To me, putting out this apology vaguely comes off as something like “virtue signaling” or “fishing for sympathy”. I’m not saying it actually is either of those things, I just don’t know the exact words to describe how I feel about it.
Somebody please let me know if I am wrong and an apology is in fact appropriate from this person.
Yeah, how could he have known a guy convicted 5 years before they met was a high-profile abuser. I guess he could have asked lab founder, Minsky, about what services he received from Epstein.
If we don’t want to believe in rehabilitation (not that it did Jeffery any good), then in that case, a resignation seems more appropriate than a few words for an apology.
Ito visited Epstein several times at Epstein's residences, which all apparently are plastered with enough "art" to make someone question if he really was a "reformed" sex offender. It should be perfectly clear to everyone that Ito understood two things: Epstein wasn't rehabilitated and Ito could claim enough plausible deniability if his dirty laundry ever got aired. His apology would be more meaningful if he actually donated to charities out of his own pocket rather than promising to externally raise funds...
Check out the his Wikipedia entry on how lax that sentence was.
But Ito doesn't even try to use that defense in his apology, because it would make explicit that he knowingly took money from a sex-offender. So instead he doesn't mention Epstein's conviction at all, uses some weasel language to make it sound like he was unaware of it without explicitly saying so, and tries to make it sound like he (Ito) was just a victim of circumstances.

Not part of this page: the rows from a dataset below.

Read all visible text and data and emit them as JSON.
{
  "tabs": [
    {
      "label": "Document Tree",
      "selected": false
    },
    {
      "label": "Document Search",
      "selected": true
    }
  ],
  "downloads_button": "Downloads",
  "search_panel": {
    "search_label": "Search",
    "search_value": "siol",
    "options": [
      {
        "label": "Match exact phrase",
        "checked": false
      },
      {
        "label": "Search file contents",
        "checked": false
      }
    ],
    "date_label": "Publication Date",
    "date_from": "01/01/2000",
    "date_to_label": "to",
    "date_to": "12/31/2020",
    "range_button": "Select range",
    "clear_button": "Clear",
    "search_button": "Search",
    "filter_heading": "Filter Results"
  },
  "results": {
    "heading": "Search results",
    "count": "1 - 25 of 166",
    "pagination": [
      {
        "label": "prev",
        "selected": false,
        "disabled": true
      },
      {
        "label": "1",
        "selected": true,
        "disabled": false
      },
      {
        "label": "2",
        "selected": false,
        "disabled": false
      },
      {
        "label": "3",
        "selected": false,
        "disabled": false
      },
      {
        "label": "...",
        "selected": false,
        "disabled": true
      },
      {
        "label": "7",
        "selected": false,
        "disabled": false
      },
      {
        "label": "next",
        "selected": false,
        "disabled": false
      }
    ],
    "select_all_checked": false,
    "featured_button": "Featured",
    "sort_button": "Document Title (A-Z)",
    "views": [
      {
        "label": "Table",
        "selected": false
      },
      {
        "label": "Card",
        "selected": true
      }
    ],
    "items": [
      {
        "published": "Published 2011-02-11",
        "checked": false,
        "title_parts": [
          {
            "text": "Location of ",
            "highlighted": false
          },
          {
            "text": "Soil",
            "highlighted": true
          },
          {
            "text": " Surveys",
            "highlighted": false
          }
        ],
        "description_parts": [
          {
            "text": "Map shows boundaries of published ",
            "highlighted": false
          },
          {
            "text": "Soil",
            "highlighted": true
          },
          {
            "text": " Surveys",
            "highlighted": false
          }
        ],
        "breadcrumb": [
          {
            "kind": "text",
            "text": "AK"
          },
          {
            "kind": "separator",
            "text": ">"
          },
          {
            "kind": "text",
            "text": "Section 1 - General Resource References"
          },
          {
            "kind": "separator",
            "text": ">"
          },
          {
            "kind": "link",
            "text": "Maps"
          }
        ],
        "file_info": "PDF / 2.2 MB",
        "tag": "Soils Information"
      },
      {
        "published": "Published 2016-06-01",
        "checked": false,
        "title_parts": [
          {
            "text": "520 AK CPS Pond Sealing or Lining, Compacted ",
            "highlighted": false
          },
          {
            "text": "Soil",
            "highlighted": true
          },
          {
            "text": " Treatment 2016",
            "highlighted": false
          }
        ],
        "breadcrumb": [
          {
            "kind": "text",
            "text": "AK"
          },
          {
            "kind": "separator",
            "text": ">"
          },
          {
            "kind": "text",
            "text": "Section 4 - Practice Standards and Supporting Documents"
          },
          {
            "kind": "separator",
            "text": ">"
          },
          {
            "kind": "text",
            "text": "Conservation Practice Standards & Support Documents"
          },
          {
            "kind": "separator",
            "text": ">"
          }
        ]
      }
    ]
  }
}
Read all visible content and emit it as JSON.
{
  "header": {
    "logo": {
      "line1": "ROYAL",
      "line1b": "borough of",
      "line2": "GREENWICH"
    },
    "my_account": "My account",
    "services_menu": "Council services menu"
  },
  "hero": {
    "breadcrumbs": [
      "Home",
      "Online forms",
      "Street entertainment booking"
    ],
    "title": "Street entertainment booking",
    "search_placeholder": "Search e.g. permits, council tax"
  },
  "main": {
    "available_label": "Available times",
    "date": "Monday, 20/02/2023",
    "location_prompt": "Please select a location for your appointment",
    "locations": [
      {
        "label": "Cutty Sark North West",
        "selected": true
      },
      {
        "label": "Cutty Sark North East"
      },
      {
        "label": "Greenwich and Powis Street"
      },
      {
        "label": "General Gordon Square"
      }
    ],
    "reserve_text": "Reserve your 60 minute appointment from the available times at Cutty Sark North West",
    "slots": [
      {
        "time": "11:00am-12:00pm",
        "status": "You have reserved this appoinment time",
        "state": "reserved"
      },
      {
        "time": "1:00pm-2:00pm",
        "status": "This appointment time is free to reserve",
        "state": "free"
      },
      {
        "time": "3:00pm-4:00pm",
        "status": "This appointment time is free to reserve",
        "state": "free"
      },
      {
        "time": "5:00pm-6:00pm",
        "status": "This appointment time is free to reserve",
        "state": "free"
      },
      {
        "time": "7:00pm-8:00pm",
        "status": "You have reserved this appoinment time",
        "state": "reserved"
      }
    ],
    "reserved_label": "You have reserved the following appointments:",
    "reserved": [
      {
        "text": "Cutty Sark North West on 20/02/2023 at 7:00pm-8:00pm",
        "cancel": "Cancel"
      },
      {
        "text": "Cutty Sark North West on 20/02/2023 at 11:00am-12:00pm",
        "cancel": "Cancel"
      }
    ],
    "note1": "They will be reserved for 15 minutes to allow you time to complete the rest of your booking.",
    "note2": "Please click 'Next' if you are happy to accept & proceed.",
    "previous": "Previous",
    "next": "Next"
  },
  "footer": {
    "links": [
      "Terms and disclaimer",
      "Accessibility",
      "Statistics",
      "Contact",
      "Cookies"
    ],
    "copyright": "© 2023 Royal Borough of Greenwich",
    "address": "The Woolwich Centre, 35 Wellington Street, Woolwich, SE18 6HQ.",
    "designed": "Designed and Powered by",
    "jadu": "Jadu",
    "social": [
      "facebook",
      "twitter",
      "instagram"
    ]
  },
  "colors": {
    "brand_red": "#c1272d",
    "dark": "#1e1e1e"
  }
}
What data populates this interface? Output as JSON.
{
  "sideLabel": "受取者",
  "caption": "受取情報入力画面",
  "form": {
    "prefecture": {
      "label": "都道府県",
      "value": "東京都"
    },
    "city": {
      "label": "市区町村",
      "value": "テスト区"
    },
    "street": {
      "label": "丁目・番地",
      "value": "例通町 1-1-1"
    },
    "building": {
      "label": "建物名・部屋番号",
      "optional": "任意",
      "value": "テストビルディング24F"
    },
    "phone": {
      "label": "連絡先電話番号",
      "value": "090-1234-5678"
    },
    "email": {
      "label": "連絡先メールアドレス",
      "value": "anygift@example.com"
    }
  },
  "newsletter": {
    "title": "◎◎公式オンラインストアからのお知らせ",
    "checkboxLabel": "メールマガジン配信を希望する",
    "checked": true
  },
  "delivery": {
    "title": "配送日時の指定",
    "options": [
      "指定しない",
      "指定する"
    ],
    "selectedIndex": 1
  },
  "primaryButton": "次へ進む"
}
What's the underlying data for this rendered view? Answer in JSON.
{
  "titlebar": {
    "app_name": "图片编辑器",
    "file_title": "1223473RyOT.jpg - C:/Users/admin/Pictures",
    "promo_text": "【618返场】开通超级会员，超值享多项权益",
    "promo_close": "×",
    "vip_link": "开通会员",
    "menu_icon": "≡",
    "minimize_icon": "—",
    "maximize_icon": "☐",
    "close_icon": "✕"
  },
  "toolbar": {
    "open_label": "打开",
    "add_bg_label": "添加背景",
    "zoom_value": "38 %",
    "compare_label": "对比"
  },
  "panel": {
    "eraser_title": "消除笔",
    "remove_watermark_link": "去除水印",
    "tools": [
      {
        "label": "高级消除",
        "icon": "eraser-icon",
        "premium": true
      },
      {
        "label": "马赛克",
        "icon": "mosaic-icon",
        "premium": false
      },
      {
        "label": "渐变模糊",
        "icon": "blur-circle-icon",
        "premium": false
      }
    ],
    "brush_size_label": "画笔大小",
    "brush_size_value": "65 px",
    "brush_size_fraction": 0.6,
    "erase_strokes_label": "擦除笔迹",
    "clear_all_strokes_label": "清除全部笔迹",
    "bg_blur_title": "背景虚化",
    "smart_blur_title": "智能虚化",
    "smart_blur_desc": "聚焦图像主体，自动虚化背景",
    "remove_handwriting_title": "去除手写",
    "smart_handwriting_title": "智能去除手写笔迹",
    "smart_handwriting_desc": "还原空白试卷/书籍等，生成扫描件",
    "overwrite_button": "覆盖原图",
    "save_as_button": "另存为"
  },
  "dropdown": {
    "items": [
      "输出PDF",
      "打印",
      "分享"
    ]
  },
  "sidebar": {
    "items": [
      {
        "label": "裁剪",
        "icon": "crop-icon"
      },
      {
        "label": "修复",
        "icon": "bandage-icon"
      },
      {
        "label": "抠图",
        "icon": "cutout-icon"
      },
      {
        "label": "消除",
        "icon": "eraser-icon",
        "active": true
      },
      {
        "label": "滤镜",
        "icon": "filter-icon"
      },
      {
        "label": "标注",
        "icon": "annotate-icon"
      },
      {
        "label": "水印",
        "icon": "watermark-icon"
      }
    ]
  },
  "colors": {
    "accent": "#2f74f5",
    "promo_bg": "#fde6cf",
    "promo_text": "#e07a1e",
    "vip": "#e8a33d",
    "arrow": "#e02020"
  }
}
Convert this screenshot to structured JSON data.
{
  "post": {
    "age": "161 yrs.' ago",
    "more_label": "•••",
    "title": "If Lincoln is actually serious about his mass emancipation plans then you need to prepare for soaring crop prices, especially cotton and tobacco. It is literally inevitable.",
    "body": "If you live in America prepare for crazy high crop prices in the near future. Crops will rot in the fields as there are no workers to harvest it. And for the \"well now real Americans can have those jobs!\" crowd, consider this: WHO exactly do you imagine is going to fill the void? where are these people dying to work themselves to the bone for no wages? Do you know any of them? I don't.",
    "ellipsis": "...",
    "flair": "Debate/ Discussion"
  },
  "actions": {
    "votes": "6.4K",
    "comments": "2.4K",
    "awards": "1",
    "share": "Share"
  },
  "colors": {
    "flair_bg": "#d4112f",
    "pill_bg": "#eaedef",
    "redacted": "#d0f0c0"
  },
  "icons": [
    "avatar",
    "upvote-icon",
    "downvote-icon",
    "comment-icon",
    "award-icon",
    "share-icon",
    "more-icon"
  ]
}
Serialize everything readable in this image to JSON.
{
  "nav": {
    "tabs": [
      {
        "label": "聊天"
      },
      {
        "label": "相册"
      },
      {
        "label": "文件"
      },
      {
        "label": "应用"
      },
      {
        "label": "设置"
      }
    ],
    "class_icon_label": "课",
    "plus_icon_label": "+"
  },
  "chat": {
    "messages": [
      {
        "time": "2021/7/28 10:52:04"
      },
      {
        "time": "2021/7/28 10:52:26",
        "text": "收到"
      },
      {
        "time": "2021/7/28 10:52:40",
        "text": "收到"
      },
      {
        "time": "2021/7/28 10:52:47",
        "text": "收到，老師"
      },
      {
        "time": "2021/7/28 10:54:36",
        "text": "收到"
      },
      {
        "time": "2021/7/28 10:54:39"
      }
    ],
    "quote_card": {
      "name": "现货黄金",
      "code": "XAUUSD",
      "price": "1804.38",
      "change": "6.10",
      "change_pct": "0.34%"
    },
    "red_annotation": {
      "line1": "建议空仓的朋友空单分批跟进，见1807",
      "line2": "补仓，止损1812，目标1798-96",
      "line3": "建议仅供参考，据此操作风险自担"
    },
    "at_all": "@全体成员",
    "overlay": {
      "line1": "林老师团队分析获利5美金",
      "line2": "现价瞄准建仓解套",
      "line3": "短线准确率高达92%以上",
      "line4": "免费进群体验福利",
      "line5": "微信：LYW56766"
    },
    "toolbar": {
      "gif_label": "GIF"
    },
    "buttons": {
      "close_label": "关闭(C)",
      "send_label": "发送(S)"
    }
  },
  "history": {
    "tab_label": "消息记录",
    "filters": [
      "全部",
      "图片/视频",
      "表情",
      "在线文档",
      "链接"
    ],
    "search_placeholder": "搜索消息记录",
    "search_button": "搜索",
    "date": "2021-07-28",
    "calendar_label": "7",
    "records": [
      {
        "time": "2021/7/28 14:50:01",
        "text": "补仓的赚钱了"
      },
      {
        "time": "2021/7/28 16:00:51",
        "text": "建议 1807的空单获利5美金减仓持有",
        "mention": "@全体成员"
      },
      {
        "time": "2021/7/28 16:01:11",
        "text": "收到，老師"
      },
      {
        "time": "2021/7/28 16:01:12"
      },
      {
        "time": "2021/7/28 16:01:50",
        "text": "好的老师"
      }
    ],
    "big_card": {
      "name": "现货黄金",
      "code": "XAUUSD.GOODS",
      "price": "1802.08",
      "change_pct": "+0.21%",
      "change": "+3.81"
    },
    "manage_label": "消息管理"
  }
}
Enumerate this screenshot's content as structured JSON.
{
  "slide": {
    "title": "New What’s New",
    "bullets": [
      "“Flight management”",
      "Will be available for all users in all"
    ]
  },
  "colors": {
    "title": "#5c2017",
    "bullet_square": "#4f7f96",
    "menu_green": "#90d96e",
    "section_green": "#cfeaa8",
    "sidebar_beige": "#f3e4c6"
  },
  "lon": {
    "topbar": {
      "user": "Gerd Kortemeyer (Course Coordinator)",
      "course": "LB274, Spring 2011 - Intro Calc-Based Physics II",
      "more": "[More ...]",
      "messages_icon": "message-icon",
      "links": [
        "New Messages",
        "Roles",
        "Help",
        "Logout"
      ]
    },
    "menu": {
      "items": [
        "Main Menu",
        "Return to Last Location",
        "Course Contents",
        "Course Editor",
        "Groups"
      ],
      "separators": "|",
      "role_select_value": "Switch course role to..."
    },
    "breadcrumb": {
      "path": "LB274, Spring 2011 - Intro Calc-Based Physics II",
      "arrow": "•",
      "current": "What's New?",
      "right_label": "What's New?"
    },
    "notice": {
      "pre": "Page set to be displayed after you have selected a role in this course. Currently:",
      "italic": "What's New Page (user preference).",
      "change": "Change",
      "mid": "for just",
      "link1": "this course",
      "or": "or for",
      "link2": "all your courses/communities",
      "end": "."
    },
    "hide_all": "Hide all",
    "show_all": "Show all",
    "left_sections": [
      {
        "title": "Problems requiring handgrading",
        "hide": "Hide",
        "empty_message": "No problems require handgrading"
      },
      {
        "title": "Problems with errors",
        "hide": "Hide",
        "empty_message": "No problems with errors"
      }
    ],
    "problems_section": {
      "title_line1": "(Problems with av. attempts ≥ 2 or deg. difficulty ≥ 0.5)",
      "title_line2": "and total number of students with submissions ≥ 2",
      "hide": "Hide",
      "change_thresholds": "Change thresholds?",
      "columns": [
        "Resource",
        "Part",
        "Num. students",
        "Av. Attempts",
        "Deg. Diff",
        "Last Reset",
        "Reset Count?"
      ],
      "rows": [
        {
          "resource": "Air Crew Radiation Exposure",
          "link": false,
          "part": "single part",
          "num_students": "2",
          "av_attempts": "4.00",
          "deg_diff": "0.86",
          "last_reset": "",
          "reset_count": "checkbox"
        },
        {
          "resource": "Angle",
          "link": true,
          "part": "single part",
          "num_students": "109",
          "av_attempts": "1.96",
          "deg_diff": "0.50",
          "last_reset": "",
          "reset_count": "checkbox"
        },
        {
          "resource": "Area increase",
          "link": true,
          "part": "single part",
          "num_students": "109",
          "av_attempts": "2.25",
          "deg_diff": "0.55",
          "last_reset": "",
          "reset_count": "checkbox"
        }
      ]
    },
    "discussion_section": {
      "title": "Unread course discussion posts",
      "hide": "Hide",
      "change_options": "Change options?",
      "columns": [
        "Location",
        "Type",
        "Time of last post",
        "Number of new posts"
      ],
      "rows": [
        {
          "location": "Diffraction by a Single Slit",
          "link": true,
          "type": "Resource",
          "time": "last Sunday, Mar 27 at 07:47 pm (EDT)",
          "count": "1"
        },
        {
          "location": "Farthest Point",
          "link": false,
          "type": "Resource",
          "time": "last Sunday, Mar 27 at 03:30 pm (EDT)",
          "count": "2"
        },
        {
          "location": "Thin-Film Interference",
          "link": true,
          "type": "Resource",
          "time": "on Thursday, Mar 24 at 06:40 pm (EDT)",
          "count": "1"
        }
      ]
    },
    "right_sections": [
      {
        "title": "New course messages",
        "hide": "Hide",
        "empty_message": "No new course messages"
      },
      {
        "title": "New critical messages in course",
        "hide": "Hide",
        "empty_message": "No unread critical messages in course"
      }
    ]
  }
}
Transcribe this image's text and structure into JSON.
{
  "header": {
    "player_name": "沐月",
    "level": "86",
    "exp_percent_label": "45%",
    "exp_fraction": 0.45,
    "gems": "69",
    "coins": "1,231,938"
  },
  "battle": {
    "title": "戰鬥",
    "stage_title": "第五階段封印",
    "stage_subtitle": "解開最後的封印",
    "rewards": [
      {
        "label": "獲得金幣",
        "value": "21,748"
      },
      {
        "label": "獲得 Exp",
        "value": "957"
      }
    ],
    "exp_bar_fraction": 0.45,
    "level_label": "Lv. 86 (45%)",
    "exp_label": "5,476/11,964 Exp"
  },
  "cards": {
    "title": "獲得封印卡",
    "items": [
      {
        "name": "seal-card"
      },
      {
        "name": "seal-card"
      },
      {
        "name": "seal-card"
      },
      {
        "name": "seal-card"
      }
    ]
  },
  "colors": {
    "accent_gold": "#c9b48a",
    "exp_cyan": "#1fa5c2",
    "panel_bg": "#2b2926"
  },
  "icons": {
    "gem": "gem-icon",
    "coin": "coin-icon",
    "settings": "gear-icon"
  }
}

It's a pretty impressive non-apology apology, since he makes a big show of apologizing for something, but not the actual thing most people find troubling about his behavior.
How can you expect somebody to deduce when they are dealing with a secret pedophile?
As somebody else pointed out, Jeffery already had a record at that point though. But now the question is: should a person continue to get punished for wrong doing after they had served their time? Sure the answer seems obvious with Jeffery in hindsight, but I don’t think it’s obvious that the
This apology would've meant something had it happened a month ago. Or if had any substance beyond vague usage of the words apology and sorry.
The apology is appropriate, but not because he had anything to apologize for, rather to attempt to quell the "outrage" of the holier-than-thou masses.